Meng, H., Janssen, P. M., Grange, R. W., Yang, L., Beggs, A. H., Swanson, L. C., Cossette, S. A., Frase, A., Childers, M. K., Granzier, H., Gussoni, E., & Lawlor, M. W. (2014). Tissue triage and freezing for models of skeletal muscle disease. Journal of visualized experiments : JoVE.

Skeletal muscle is a unique tissue because of its structure and function, which requires specific protocols for tissue collection to obtain optimal results from functional, cellular, molecular, and pathological evaluations. Due to the subtlety of some pathological abnormalities seen in congenital muscle disorders and the potential for fixation to interfere with the recognition of these features, pathological evaluation of frozen muscle is preferable to fixed muscle when evaluating skeletal muscle for congenital muscle disease. Additionally, the potential to produce severe freezing artifacts in muscle requires specific precautions when freezing skeletal muscle for histological examination that are not commonly used when freezing other tissues. This manuscript describes a protocol for rapid freezing of skeletal muscle using isopentane (2-methylbutane) cooled with liquid nitrogen to preserve optimal skeletal muscle morphology. This procedure is also effective for freezing tissue intended for genetic or protein expression studies. Furthermore, we have integrated our freezing protocol into a broader procedure that also describes preferred methods for the short term triage of tissue for (1) single fiber functional studies and (2) myoblast cell culture, with a focus on the minimum effort necessary to collect tissue and transport it to specialized research or reference labs to complete these studies. Overall, this manuscript provides an outline of how fresh tissue can be effectively distributed for a variety of phenotypic studies and thereby provides standard operating procedures (SOPs) for pathological studies related to congenital muscle disease.

Granzier, H., Lee, E., Nedrud, J., Schemmel, P., Gotthardt, M., Irving, T. C., & Granzier, H. L. (2013). Calcium sensitivity and myofilament lattice structure in titin N2B KO mice. Archives of biochemistry and biophysics, 535(1).

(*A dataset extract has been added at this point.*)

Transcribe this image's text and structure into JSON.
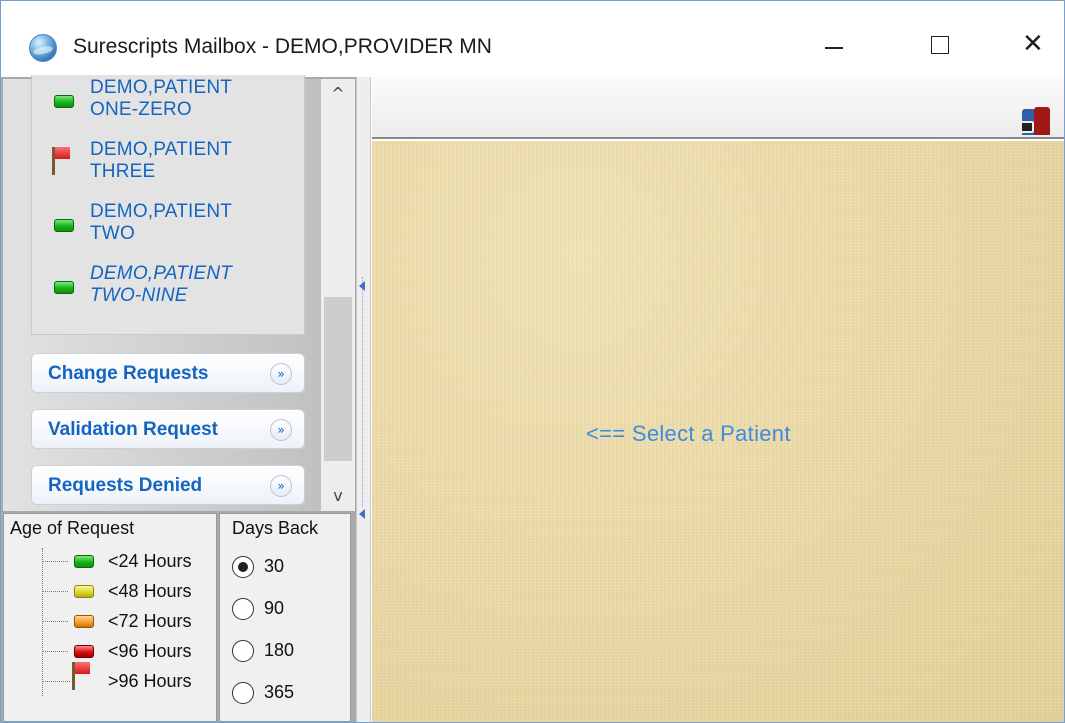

The cellular basis of the Frank-Starling "Law of the Heart" is the length-dependence of activation, but the mechanisms by which the sarcomere detects length changes and converts this information to altered calcium sensitivity has remained elusive. Here the effect of titin-based passive tension on the length-dependence of activation (LDA) was studied by measuring the tension-pCa relation in skinned mouse LV muscle at two sarcomere lengths (SLs). N2B KO myocardium, where the N2B spring element in titin is deleted and passive tension is elevated, was compared to WT myocardium. Myofilament lattice structure was studied with low-angle X-ray diffraction; the myofilament lattice spacing (d1,0) was measured as well as the ratio of the intensities of the 1,1 and 1,0 diffraction peaks (I1,1/I1,0) as an estimate of the degree of association of myosin heads with the thin filaments. Experiments were carried out in skinned muscle in which the lattice spacing was reduced with Dextran-T500. Experiments with and without lattice compression were also carried out following PKA phosphorylation of the skinned muscle. Under all conditions that were tested, LDA was significantly larger in N2B KO myocardium compared to WT myocardium, with the largest differences following PKA phosphorylation. A positive correlation between passive tension and LDA was found that persisted when the myofilament lattice was compressed with Dextran and that was enhanced following PKA phosphorylation. Low-angle X-ray diffraction revealed a shift in mass from thin filaments to thick filaments as sarcomere length was increased. Furthermore, a positive correlation was obtained between myofilament lattice spacing and passive tension and the change in I1,1/I1,0 and passive tension and these provide possible explanations for how titin-based passive tension might regulate calcium sensitivity.